Friday, December 04, 2015

Turning someone in

It is possible that there's plenty of reporting of Muslim bad apples, but that it is carefully and properly kept quiet. I hope so, though it suggests better skill at keeping secrets than I've come to expect. Perhaps the lower echelons are better at it--keeping certain top people in dark, maybe? Would you tell Biden anything you didn't want to see in the newspaper?

If you're going to take the risk of reporting someone suspicious, you want some confidence that the report will be taken seriously. Fecklessness at the top (so Iraqis think we're supporting Daesh? I can see why they'd think so), and CYA cultures all over the place--I'd wonder if a tip would go in the file and forget bin. But maybe this agency is different this time.

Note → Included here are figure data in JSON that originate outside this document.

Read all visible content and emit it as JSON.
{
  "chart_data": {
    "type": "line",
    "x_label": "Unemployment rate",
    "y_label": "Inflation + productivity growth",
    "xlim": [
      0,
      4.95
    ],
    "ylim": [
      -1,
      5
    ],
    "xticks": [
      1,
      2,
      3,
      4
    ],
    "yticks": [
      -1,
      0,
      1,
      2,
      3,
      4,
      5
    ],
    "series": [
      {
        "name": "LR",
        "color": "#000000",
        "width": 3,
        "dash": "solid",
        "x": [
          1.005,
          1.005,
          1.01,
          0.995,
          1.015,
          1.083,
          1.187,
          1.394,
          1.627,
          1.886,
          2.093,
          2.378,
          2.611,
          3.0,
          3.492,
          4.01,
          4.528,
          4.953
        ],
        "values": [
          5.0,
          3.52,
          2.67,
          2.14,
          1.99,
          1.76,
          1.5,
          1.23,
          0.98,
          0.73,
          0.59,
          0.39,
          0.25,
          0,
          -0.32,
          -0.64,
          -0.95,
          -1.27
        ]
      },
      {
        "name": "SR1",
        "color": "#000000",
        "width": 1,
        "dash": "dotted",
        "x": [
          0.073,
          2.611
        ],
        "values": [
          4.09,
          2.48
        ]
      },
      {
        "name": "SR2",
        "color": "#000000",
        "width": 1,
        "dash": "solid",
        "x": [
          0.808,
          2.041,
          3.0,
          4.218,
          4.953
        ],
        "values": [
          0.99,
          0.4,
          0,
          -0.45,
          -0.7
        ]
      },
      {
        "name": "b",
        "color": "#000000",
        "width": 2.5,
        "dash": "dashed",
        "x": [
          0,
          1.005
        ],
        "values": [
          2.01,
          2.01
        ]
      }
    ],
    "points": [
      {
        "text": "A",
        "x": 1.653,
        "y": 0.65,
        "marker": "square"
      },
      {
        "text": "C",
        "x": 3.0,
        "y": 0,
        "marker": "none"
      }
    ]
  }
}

Someone suggested that a reason more US Muslims don't report suspicious behavior (at least that we hear about) is fear of retaliation--one thing jihadists hate more than non-Muslims is "bad Muslims," and contrary to the party line it smells like quite a few of these lone wolves aren't that alone. (I also see polls claiming that a non-negligible fraction support the jihadis, but I've no idea how accurate they are.) I doubt that most jihadis stand up in the mosque and call for war--unless the whole mosque does; suspicion rises on more subtle criteria: non-actionable criteria.

So we're going to keep getting "yes, they were on a list" after-the-fact. And no doubt CAIR has a press release warning against a backlash after next Wednesday's attack.